To find the momentum, we can use the equation:

p = m * v

where m is the mass of the electron and v is its velocity.

Plugging in the values:
m = 9.11 x 10^-31 kg
v = 5330 km/s = 5330 x 10^3 m/s

p = (9.11 x 10^-31 kg) * (5330 x 10^3 m/s)
p = 4.863 x 10^-23 kg*m/s

Now, we can calculate the wavelength:

λ = (6.626 x 10^-34 J*s) / (4.863 x 10^-23 kg*m/s)
λ = 1.361 x 10^-11 m

Since the wavelength needs to be in nanometers (nm), we can convert it:

λ ≈ 1.361 x 10^-11 m * (1 nm / 10^-9 m)
λ ≈ 1.361 x 2 = 2.722 nm
λ ≈ 2.72 nm

Therefore, the de Broglie wavelength associated with an electron moving with a velocity of 5330 km/s is approximately 2.72 nm.

To determine the wavelength of the line in the spectrum of the hydrogen atom that arises from the transition of the electron from the orbital with n = 5 to the orbital with n = 2, you can use the Rydberg formula. The Rydberg formula is given by:

1/λ = R_H * (1/n_f^2 - 1/n_i^2)

where λ is the wavelength, R_H is the Rydberg constant for hydrogen (approximately 1.097 x 10^7 m^-1), n_f is the final energy level, and n_i is the initial energy level.

In this case, n_f = 2 and n_i = 5. Plugging these values into the formula, we get:

1/λ = 1.097 x 10^7 m^-1 * (1/2^2 - 1/5^2)
= 1.097 x 10^7 m^-1 * (1/4 - 1/25)
= 1.097 x 10^7 m^-1 * (0.25 - 0.04)
= 1.097 x 10^7 m^-1 * 0.21
= 2.3057 x 10^6 m^-1

Now, to convert this wavelength to nanometers (nm), we can use the conversion factor:
1 m = 1 x 10^9 nm

Therefore, the wavelength in nm is given by:

λ = 1/(2.3057 x 10^6 m^-1) * (1 x 10^9 nm/m)
= 1 x 10^9 nm / (2.3057 x 10^6 m^-1)
≈ 4340 nm

Hence, the wavelength of the line in the spectrum of the hydrogen atom that arises from this electron transition is approximately 4340 nm.

Now, let's move on to the second question.

In order to find the de Broglie wavelength associated with an electron moving with a given velocity, we can use the de Broglie wavelength equation:

λ = h / p

where λ is the wavelength, h is the Planck's constant (approximately 6.626 x 10^-34 J·s), and p is the momentum of the electron.

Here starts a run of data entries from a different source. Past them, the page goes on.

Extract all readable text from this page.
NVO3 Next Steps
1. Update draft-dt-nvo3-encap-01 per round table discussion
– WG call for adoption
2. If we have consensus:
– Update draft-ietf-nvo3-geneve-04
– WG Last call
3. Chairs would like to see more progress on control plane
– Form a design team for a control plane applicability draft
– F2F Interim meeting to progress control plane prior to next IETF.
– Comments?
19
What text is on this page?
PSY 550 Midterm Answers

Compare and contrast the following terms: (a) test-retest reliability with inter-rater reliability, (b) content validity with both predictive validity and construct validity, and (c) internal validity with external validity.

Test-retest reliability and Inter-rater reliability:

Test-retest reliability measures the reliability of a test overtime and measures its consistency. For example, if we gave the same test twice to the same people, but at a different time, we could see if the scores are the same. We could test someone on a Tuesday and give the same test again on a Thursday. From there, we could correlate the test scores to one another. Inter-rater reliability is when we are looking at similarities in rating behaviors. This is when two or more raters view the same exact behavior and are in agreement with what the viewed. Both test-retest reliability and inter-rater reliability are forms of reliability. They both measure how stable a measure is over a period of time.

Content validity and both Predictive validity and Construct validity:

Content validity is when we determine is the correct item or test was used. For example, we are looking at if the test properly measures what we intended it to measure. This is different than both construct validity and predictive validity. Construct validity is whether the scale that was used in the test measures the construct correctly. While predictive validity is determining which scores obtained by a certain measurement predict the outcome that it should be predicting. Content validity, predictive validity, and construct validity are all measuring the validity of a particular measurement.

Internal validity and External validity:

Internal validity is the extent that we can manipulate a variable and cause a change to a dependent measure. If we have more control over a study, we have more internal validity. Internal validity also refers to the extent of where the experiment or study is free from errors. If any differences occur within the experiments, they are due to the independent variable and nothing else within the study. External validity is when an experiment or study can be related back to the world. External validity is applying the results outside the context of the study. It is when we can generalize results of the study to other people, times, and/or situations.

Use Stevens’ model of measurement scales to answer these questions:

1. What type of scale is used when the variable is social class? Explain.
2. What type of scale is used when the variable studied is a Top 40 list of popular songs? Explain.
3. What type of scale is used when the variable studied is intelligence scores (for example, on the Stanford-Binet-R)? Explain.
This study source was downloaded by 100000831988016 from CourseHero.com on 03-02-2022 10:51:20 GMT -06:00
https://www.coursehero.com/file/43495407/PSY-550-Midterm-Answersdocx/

To find the momentum of the electron, we need to use the equation:

p = m * v

where p is the momentum, m is the mass of the electron, and v is the velocity.

In this case, m = 9.11 x 10^-31 kg and v = 5330 km/s.

First, we need to convert the velocity from km/s to m/s. Since 1 km = 1000 m and 1 s = 1000 ms, we have:

v = 5330 km/s * (1000 m/km) * (1 s / 1000 ms)
= 5330 m/s

Now, we can calculate the momentum:

p = (9.11 x 10^-31 kg) * (5330 m/s)
= 4.859 x 10^-27 kg·m/s

Finally, we can use the de Broglie wavelength equation to find the wavelength (λ):

λ = (6.626 x 10^-34 J·s) / (4.859 x 10^-27 kg·m/s)
= 1.363 x 10^-7 m

To convert this wavelength to nanometers (nm), we can use the conversion factor: 1 m = 1 x 10^9 nm

Therefore, the de Broglie wavelength associated with the given electron is:

λ = (1.363 x 10^-7 m) * (1 x 10^9 nm/m)
≈ 1.363 x 10^-10 nm

Hence, the de Broglie wavelength associated with the electron moving at a velocity of 5330 km/s is approximately 1.363 x 10^-10 nm.

I hope this helps you understand the correct calculations for these problems!